While a large number of people are lauding the decision to ban e-cigarettes and other vaping products citing their adverse effects on the health of the user, the burning question is whether or not it is going to benefit those who resorted to using e-cigarettes in an attempt to kick the conventional butt.
For a long time, public health experts believe that vaping bans isn’t helping improve the public in any way. On the contrary, the ban sends the wrong message to the public, confusing smokers to switch to the relatively safer alternatives. A recently published study validated this once again.

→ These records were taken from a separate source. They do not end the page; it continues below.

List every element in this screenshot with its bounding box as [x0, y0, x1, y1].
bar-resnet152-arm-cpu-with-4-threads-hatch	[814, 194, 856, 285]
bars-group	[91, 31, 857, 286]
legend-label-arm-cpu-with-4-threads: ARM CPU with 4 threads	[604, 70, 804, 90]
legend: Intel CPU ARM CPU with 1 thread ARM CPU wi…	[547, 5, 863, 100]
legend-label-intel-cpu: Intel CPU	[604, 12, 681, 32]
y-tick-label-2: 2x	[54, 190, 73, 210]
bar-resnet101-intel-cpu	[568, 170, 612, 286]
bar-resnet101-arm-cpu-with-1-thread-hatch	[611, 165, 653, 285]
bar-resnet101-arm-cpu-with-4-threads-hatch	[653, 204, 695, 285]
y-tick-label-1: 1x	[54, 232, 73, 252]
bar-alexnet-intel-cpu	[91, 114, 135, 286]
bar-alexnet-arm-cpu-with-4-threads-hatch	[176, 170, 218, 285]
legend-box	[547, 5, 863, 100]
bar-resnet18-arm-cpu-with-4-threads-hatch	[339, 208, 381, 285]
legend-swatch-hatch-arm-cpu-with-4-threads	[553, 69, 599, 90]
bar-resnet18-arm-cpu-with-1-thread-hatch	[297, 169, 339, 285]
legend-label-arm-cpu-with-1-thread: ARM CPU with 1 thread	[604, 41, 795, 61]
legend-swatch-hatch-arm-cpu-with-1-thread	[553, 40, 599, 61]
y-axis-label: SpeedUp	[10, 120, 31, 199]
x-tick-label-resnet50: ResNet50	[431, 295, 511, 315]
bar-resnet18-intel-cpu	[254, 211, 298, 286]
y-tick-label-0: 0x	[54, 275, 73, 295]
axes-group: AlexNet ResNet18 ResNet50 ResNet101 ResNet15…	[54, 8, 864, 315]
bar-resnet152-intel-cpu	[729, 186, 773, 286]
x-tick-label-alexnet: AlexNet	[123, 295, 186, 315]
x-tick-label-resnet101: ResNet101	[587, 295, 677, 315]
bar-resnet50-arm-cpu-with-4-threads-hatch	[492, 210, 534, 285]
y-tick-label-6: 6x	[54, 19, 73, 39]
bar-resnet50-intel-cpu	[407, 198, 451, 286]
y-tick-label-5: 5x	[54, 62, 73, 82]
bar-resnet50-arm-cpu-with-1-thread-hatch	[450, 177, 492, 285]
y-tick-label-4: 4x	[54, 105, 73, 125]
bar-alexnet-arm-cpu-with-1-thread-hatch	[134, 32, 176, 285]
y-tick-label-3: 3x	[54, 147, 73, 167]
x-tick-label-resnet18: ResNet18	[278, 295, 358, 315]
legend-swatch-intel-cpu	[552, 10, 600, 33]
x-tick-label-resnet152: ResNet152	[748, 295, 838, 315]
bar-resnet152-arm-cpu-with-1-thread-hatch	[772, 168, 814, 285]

Entitled, “Inclusion of electronic nicotine delivery systems in indoor smoke-free air policies and associated vaping behavior,” the study was implemented by researchers at the Indiana University School of Public Health in the US. The researchers created a detailed study, categories people in different age groups to find whether the association between vaping bans and e-cigarette use would vary in participants aged between 18 and 59.
Highlighting the effect of vaping ban, the study claims ““Adults living in the states with an aerosol-free policy were less likely to use ENDS compared with those living in the states without an aerosol-free policy, controlling for individual- and state-level covariates (adjusted odds ratio = 0.79, 95% confidence interval = 0.64, 0.97).”
After carrying out stratified analyses, researchers found that the association wasn’t the same in different age groups. The aerosol-free policies implement across the state were linked with lower offs of ENDS use only in adults aged between 25 to 59, excluding young adults aged between 18 to 24.
The NNA (New Nicotine Alliance) has been pointing out that using safer nicotine alternatives can prove to be advantageous for public health. Referring to the 2007 UK smoking ban, the organization says when such bans are implemented on safer alternatives; it conveys a wrong message to the public.
The organization’s new campaign dubbed Challenging Prohibition aims to address the negative message, as well as the misinformation about vaping among people. New research succinctly suggests that bans on vaping in public places stop adult smokers from switching.
Furthermore, the NNA hopes the public health officials who are bent on reducing the harm caused to smokers take their message more seriously while dedicating resources to deal with the danger of bans, which according to the organization have no “evidential, moral or health-related justification.”